MANISTIQUE - The fifth hole at Indian Lake Golf and Country Club borders its watery namesake, so the "Beach Party" theme of the 86th Upper Peninsula Ladies Golf Association tournament is appropriate.

The course will offer a difficult challenge, but tourney chairman Jackie Villemure said it will not be set up to standards of some tournaments, such as the annual four-man scramble in June.

"I don't want difficult to be that difficult," she said, sounding a bit like baseball Hall of Famer Yogi Berra. "I just want it challenging."

She asked grounds superintendent Glen Rasmussen to put six pin placements in easy, medium and difficult locations but not to demand the kind of precision four-man teams face.

Qualifying for 68 players begins at 8:30 Monday to determine each flight for the match-play portion that begins at 8:30 Tuesday. The lowest handicap players will be in the initial groups Monday. The championship match begins about 1 p.m. Thursday, after the semifinals that morning.

Since defending champion Carley Saint-Onge will not participate, the low shooter Monday will get the No. 1 seed and will play No. 16 in Tuesday's first match.

Because of the Ronn Rubick Manistique Booster Club fund-raiser Sunday, women will not get to practice until 3:30.

This is the first time Indian Lake has hosted the UPLGA tournament. Next year it will host the U.P. Golf Association men's tourney, for the second time.

Wawonowin Country Club will host the UPLGA tournament in 2013, with Pickford Munoscong the host in 2014 and Gladstone Irish Oaks in 2015.

The 68 entrants is about par for the field over the past few years. Since 104 entered in 2006, the fields have gone to 71, 60, 70, 67 and 74 players. Gladstone Golf Club is the only Delta County course sending players to the tournament.

Last year, Saint-Onge was the only entrant younger than 37. This year, Marquette High School junior Avery Rochester is the only high school entrant, and spring graduate Zoe Woodworth of Calumet will be the only other youngster despite UPLGA efforts to broaden the interest level among the younger set.

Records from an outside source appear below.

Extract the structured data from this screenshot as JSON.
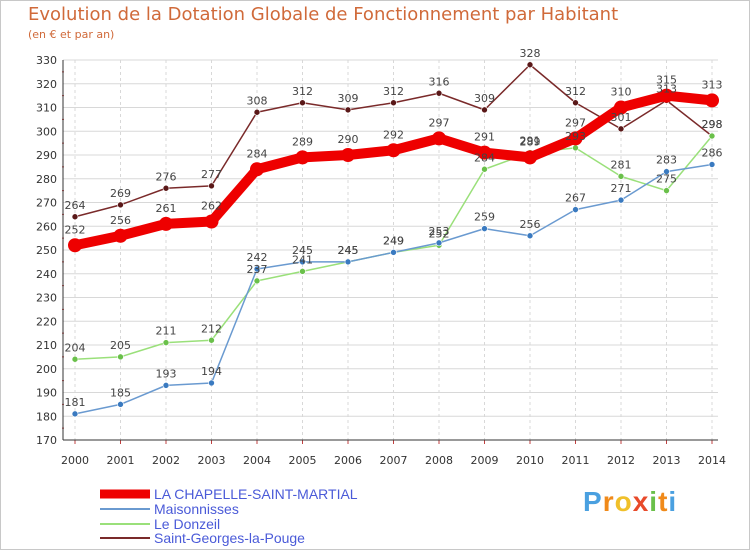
{
  "title": "Evolution de la Dotation Globale de Fonctionnement par Habitant",
  "subtitle": "(en € et par an)",
  "logo": {
    "text": "Proxiti",
    "letters": [
      "P",
      "r",
      "o",
      "x",
      "i",
      "t",
      "i"
    ],
    "colors": [
      "#4aa0e0",
      "#f08a1a",
      "#f0c02a",
      "#e84a2a",
      "#6ac04a",
      "#f08a1a",
      "#4aa0e0"
    ]
  },
  "chart_data": {
    "type": "line",
    "title": "Evolution de la Dotation Globale de Fonctionnement par Habitant",
    "subtitle": "(en € et par an)",
    "xlabel": "",
    "ylabel": "",
    "grid": true,
    "ylim": [
      170,
      330
    ],
    "yticks": [
      "170",
      "180",
      "190",
      "200",
      "210",
      "220",
      "230",
      "240",
      "250",
      "260",
      "270",
      "280",
      "290",
      "300",
      "310",
      "320",
      "330"
    ],
    "categories": [
      "2000",
      "2001",
      "2002",
      "2003",
      "2004",
      "2005",
      "2006",
      "2007",
      "2008",
      "2009",
      "2010",
      "2011",
      "2012",
      "2013",
      "2014"
    ],
    "series": [
      {
        "name": "Saint-Georges-la-Pouge",
        "color": "#7a2a2a",
        "dot": "#5a1818",
        "values": [
          264,
          269,
          276,
          277,
          308,
          312,
          309,
          312,
          316,
          309,
          328,
          312,
          301,
          313,
          298
        ],
        "labels": [
          "264",
          "269",
          "276",
          "277",
          "308",
          "312",
          "309",
          "312",
          "316",
          "309",
          "328",
          "312",
          "301",
          "313",
          "298"
        ]
      },
      {
        "name": "Le Donzeil",
        "color": "#9ae07a",
        "dot": "#6ac04a",
        "values": [
          204,
          205,
          211,
          212,
          237,
          241,
          245,
          249,
          252,
          284,
          291,
          293,
          281,
          275,
          298
        ],
        "labels": [
          "204",
          "205",
          "211",
          "212",
          "237",
          "241",
          "245",
          "249",
          "252",
          "284",
          "291",
          "293",
          "281",
          "275",
          "298"
        ]
      },
      {
        "name": "Maisonnisses",
        "color": "#6a9ad0",
        "dot": "#3a7ac0",
        "values": [
          181,
          185,
          193,
          194,
          242,
          245,
          245,
          249,
          253,
          259,
          256,
          267,
          271,
          283,
          286
        ],
        "labels": [
          "181",
          "185",
          "193",
          "194",
          "242",
          "245",
          "245",
          "249",
          "253",
          "259",
          "256",
          "267",
          "271",
          "283",
          "286"
        ]
      },
      {
        "name": "LA CHAPELLE-SAINT-MARTIAL",
        "color": "#ee0000",
        "dot": "#ee0000",
        "values": [
          252,
          256,
          261,
          262,
          284,
          289,
          290,
          292,
          297,
          291,
          289,
          297,
          310,
          315,
          313
        ],
        "labels": [
          "252",
          "256",
          "261",
          "262",
          "284",
          "289",
          "290",
          "292",
          "297",
          "291",
          "289",
          "297",
          "310",
          "315",
          "313"
        ]
      }
    ],
    "legend": {
      "placement": "bottom-left",
      "entries": [
        "LA CHAPELLE-SAINT-MARTIAL",
        "Maisonnisses",
        "Le Donzeil",
        "Saint-Georges-la-Pouge"
      ]
    }
  }
}
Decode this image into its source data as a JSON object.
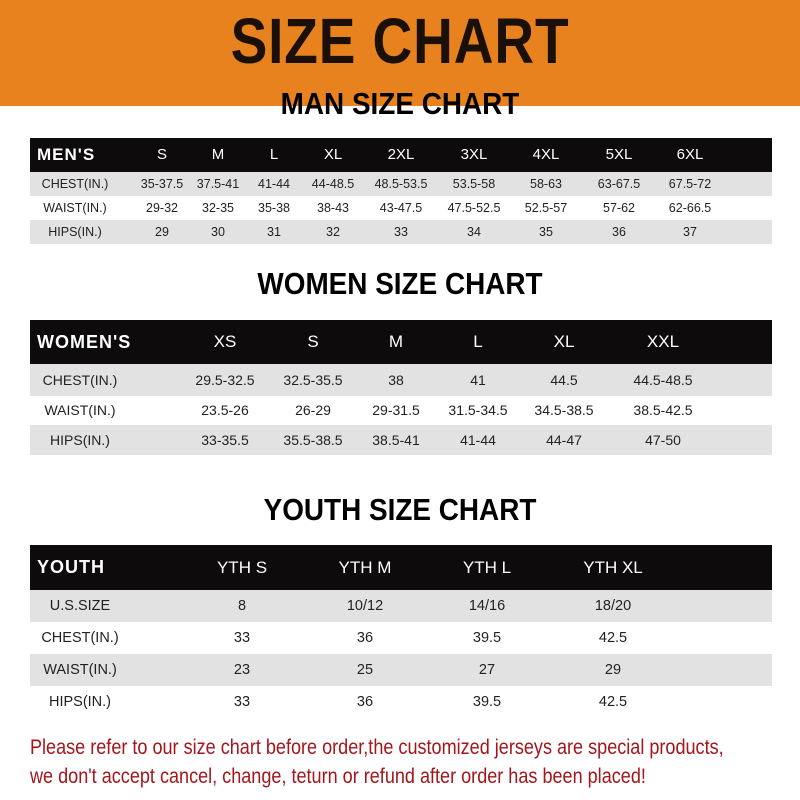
{
  "banner": {
    "title": "SIZE CHART",
    "color": "#e8821e"
  },
  "men": {
    "title": "MAN SIZE CHART",
    "header": [
      "MEN'S",
      "S",
      "M",
      "L",
      "XL",
      "2XL",
      "3XL",
      "4XL",
      "5XL",
      "6XL"
    ],
    "rows": [
      [
        "CHEST(IN.)",
        "35-37.5",
        "37.5-41",
        "41-44",
        "44-48.5",
        "48.5-53.5",
        "53.5-58",
        "58-63",
        "63-67.5",
        "67.5-72"
      ],
      [
        "WAIST(IN.)",
        "29-32",
        "32-35",
        "35-38",
        "38-43",
        "43-47.5",
        "47.5-52.5",
        "52.5-57",
        "57-62",
        "62-66.5"
      ],
      [
        "HIPS(IN.)",
        "29",
        "30",
        "31",
        "32",
        "33",
        "34",
        "35",
        "36",
        "37"
      ]
    ]
  },
  "women": {
    "title": "WOMEN SIZE CHART",
    "header": [
      "WOMEN'S",
      "XS",
      "S",
      "M",
      "L",
      "XL",
      "XXL"
    ],
    "rows": [
      [
        "CHEST(IN.)",
        "29.5-32.5",
        "32.5-35.5",
        "38",
        "41",
        "44.5",
        "44.5-48.5"
      ],
      [
        "WAIST(IN.)",
        "23.5-26",
        "26-29",
        "29-31.5",
        "31.5-34.5",
        "34.5-38.5",
        "38.5-42.5"
      ],
      [
        "HIPS(IN.)",
        "33-35.5",
        "35.5-38.5",
        "38.5-41",
        "41-44",
        "44-47",
        "47-50"
      ]
    ]
  },
  "youth": {
    "title": "YOUTH SIZE CHART",
    "header": [
      "YOUTH",
      "YTH S",
      "YTH M",
      "YTH L",
      "YTH XL"
    ],
    "rows": [
      [
        "U.S.SIZE",
        "8",
        "10/12",
        "14/16",
        "18/20"
      ],
      [
        "CHEST(IN.)",
        "33",
        "36",
        "39.5",
        "42.5"
      ],
      [
        "WAIST(IN.)",
        "23",
        "25",
        "27",
        "29"
      ],
      [
        "HIPS(IN.)",
        "33",
        "36",
        "39.5",
        "42.5"
      ]
    ]
  },
  "footer": {
    "line1": "Please refer to our size chart before order,the customized jerseys are special products,",
    "line2": "we don't accept cancel, change, teturn or refund after order has been placed!",
    "color": "#a3161b"
  }
}
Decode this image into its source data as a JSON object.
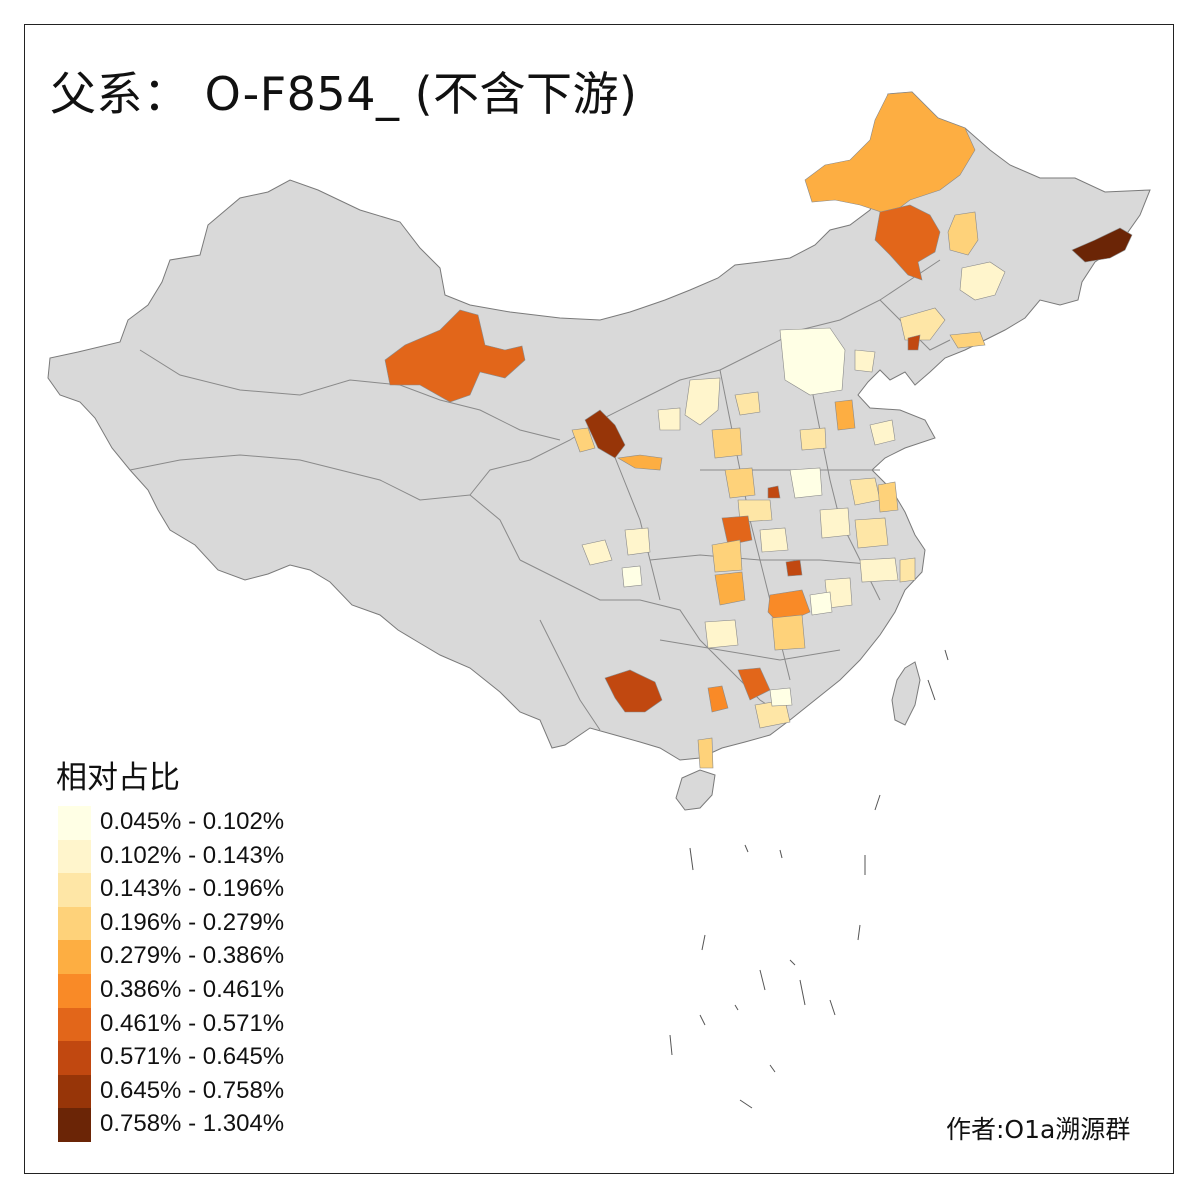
{
  "title": "父系： O-F854_ (不含下游)",
  "legend": {
    "title": "相对占比",
    "items": [
      {
        "label": "0.045% - 0.102%",
        "color": "#FFFFE5"
      },
      {
        "label": "0.102% - 0.143%",
        "color": "#FFF5CC"
      },
      {
        "label": "0.143% - 0.196%",
        "color": "#FEE6A6"
      },
      {
        "label": "0.196% - 0.279%",
        "color": "#FED27A"
      },
      {
        "label": "0.279% - 0.386%",
        "color": "#FDAE42"
      },
      {
        "label": "0.386% - 0.461%",
        "color": "#F98A27"
      },
      {
        "label": "0.461% - 0.571%",
        "color": "#E2661A"
      },
      {
        "label": "0.571% - 0.645%",
        "color": "#C14810"
      },
      {
        "label": "0.645% - 0.758%",
        "color": "#973508"
      },
      {
        "label": "0.758% - 1.304%",
        "color": "#6B2506"
      }
    ]
  },
  "author": "作者:O1a溯源群",
  "colors": {
    "land": "#D9D9D9",
    "border": "#8a8a8a",
    "background": "#FFFFFF"
  }
}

The forward tees play at 5,426 yards, longer than most UPLGA venues, which will favor Rochester, Woodworth and veterans such as Polly Anderson of Escanaba and Sue Micklow of Marquette.

The course expanded to 18 holes in 2000 with nine holes (6, 7, 8, 12, 13, 14, 15, 16, 17) designed by Mike Husby of Gaylord. The original nine was constructed in 1927 by John Barr of Milwaukee.

"The first four holes are easy holes," said Villemure, who has won the women's club title 11 times. "Once you get into the woods (for No. 6) you will notice a difference. It is a different atmosphere."

No. 17 is by far the toughest hole, even if it is just 323 yards for the tourney, because of a large, undulating green that requires precise approach shots and a velvet putting touch.

The nine new greens, especially the par threes and No. 17, are tougher because of the undulations and speed, although the greens will not be as slick as they have been at some events.

"On the old nine, everything goes to the lake when putting," said Villemure.

She said out-of-bounds markings have been improved and noted players "should be especially leary on the back nine" in those areas.